Why are you using hash indexes? They're much less widely used than standard B-Tree indexes. The bucket split code likely isn't very scalable [1].

I suggest testing the same workload with your existing hash indexes replaced with equivalent B-Trees.

[1] https://github.com/postgres/postgres/blob/master/src/backend...

Last time I almost used a hash index in Postgres, I learned it was an incomplete feature and not crash-safe yet. This was v9.3? At that same time, MySQL had them and they were ok to use.

Later that got fixed, but I haven't tried again since, just been using btree because it seemed like Postgres favored that and it has theoretical advantages too.

They are fully stable and perform very well in Postgres today. There are some caveats, but they don't result in any sort of hiccups or unpredictable behavior.
Yeah that's what I've read too. Just haven't gotten around to trying them.

You've probably already read the Postgres docs on hash indexes, but just in case, it says "hash indexes may not be suitable for tables with rapidly increasing number of rows." I agree with the other commenter that it's worth at least trying without them if you haven't already, even though you're already VACUUMing.

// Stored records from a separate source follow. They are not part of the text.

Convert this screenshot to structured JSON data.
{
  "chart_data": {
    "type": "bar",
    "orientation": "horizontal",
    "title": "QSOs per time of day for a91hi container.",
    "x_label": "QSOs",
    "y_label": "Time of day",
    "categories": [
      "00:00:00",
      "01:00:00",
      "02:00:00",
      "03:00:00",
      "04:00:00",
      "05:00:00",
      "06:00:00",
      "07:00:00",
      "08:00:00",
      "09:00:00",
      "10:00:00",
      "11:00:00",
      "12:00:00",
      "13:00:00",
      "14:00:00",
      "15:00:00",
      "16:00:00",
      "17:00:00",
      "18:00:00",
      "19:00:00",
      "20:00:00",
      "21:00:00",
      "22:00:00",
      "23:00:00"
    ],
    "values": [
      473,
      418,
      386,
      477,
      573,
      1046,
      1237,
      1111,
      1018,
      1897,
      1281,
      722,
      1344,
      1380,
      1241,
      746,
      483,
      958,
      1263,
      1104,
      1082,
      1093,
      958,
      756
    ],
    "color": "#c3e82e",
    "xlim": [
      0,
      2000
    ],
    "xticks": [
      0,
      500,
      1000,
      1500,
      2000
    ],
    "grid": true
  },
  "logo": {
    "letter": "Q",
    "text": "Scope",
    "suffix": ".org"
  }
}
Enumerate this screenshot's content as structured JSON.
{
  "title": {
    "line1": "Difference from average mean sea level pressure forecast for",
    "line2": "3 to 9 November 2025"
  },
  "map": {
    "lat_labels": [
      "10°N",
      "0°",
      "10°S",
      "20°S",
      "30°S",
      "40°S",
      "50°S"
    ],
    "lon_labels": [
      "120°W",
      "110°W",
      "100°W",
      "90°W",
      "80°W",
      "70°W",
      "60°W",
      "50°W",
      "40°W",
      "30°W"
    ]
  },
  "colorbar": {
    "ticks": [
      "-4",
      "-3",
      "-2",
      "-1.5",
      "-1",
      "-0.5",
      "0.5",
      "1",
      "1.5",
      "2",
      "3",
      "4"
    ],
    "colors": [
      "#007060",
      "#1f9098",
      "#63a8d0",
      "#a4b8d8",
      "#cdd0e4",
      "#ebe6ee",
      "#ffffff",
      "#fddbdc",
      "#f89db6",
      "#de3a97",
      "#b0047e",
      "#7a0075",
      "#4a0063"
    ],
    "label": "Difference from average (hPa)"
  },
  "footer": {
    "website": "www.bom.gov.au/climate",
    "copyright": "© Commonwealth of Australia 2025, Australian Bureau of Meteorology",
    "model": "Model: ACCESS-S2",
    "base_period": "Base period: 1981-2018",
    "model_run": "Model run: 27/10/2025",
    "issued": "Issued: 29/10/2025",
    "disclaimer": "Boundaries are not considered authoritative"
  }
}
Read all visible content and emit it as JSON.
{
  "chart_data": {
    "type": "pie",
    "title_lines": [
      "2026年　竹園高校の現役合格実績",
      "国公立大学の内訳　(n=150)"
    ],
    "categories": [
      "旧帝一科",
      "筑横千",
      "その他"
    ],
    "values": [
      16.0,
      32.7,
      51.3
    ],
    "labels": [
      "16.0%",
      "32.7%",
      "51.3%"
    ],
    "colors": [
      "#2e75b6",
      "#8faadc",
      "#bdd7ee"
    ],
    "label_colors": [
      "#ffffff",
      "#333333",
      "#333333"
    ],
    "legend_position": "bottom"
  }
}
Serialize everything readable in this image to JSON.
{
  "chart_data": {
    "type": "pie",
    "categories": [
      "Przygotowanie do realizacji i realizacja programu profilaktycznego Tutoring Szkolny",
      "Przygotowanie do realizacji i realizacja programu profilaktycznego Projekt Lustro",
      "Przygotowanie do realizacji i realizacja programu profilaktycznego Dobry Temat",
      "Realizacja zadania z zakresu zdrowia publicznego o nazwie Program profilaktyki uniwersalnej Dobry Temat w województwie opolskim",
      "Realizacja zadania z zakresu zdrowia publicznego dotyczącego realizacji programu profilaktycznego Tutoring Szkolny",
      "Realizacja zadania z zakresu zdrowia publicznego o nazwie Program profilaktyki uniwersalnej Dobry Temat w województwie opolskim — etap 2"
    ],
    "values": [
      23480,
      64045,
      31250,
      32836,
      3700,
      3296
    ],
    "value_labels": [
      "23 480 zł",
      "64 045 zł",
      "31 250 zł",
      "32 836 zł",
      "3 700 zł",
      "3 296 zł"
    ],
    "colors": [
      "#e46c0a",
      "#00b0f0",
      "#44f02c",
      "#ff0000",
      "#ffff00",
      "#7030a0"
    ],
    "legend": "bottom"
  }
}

> Why are you using hash indexes?

On some data, for certain ways of using and querying that data, it makes a lot more sense than a b-tree. When we use hash indices for some of the columns in our test just to see how Postgres will perform, and run our test towards a quarter of a billion rows where Postgres' 32-bit hash indices have a relatively high chance of colliding, querying these hash indices and returning the single requested row is still instantaneous.